Aku teringat apa yang diungkapkannya kala berdua menikmati senja yang tamaran dipinggir samudera. Katanya konsepsi filsafat hanya mampu bernalar tetapi tidak mampu mencintai seseorang. Tidak, kataku protes. Filsafat mengajariku bahwa mencintai adalah sebuah kebebasan untuk memilih, karena cinta bukan hanya sekedar perasaan, tetapi cinta harus dirasionalisasikan. Cinta harus dipertanyakan eksistensinya, untuk apa dan bagaimana saya harus mencintai, kataku sedikit berguru. Cinta adalah hasrat terdalam dari diri dan jiwa kita sendiri. Cinta merupakan sebuah rahasia jiwa manusia, karena didalamnya terbenam tujuan, hasrat dan rasa dari setiap insan manusia.
Filsafat membuatmu pandai bernarasi tentang cinta, tetapi filsafat tidak mengajarimu bagaimana jatuh cinta pada wanita, katanya tak mau kalah.
Benar, filsafat tidak mengajari itu, karena jatuh cinta adalah soal hati, dan hati mempunyai pikiran sendiri yang tidak dimengerti oleh akal, sedangkan akal mempunyai pikiran sendiri yang tidak dimengerti oleh hati.
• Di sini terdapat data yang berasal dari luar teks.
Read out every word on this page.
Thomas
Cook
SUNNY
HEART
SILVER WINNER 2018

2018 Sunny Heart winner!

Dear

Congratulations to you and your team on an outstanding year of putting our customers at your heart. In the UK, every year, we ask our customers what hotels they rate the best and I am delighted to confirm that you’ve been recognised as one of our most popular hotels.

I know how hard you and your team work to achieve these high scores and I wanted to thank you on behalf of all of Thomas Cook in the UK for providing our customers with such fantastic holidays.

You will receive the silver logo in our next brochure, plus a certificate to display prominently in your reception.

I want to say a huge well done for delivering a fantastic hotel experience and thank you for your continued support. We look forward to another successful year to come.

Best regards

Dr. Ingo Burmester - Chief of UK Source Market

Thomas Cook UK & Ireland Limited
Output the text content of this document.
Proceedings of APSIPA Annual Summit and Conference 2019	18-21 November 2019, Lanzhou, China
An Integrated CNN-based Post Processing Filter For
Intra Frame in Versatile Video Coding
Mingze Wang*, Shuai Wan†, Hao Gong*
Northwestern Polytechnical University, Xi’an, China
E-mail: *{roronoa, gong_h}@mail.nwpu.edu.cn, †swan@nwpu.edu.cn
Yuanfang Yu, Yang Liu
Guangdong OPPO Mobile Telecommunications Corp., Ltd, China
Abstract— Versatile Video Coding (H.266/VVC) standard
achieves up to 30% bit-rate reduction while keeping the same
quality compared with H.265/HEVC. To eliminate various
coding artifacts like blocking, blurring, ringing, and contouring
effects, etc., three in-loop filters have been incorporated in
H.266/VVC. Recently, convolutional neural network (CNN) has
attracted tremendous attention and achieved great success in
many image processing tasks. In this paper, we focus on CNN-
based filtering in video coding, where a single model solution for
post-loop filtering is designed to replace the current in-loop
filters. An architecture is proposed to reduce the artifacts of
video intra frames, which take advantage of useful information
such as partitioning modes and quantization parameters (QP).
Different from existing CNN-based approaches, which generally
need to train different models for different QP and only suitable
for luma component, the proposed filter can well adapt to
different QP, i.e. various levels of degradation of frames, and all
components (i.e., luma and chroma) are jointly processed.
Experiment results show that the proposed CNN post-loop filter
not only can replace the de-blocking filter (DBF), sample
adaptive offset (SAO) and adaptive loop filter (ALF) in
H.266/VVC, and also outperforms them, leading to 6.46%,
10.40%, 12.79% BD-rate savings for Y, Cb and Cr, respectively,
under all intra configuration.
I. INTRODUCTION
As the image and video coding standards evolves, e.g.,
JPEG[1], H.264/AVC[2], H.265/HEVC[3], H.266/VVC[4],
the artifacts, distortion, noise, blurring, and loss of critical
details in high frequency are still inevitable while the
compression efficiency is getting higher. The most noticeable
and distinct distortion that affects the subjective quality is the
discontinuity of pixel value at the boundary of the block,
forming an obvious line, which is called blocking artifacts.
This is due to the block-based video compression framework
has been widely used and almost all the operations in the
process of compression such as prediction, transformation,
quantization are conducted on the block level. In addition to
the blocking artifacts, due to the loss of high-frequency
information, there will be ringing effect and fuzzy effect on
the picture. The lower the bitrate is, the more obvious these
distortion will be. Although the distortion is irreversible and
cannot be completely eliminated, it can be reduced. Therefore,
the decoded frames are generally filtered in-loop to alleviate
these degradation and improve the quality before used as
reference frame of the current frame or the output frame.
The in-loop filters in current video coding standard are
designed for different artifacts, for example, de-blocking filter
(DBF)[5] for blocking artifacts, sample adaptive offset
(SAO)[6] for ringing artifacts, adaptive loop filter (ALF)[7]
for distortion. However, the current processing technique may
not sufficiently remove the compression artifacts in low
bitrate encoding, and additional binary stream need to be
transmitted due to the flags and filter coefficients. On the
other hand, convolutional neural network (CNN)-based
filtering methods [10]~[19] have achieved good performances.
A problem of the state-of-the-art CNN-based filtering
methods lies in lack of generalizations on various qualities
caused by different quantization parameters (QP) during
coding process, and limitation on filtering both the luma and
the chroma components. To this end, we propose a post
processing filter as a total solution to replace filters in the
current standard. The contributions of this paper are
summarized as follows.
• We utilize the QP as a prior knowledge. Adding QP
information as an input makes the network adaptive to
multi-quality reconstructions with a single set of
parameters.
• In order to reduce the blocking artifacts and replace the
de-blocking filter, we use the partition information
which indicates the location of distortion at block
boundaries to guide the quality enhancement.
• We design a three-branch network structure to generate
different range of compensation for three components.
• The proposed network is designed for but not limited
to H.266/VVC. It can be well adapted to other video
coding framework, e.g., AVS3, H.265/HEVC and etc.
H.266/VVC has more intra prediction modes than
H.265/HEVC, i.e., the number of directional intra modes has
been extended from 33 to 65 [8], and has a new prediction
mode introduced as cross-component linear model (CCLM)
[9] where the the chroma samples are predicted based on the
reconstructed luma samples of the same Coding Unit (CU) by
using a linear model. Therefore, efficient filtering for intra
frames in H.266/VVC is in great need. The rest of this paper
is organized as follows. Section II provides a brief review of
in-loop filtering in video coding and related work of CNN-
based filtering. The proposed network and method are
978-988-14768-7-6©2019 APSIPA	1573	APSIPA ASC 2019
Filsafat adalah persoalan akal bukan perasaan, dan filsafat hanya mampu berbicara tentang cinta... Aku berlogika agar ia mampu membedakan antara perasan dan peran akal.
Jika demikian, bicaralah padaku tentang cinta dalam pandangan filsafat, katanya sambil memandang deburan-deburan ombak samudera yang menghempas dibebatuan. Kami terdiam, hening......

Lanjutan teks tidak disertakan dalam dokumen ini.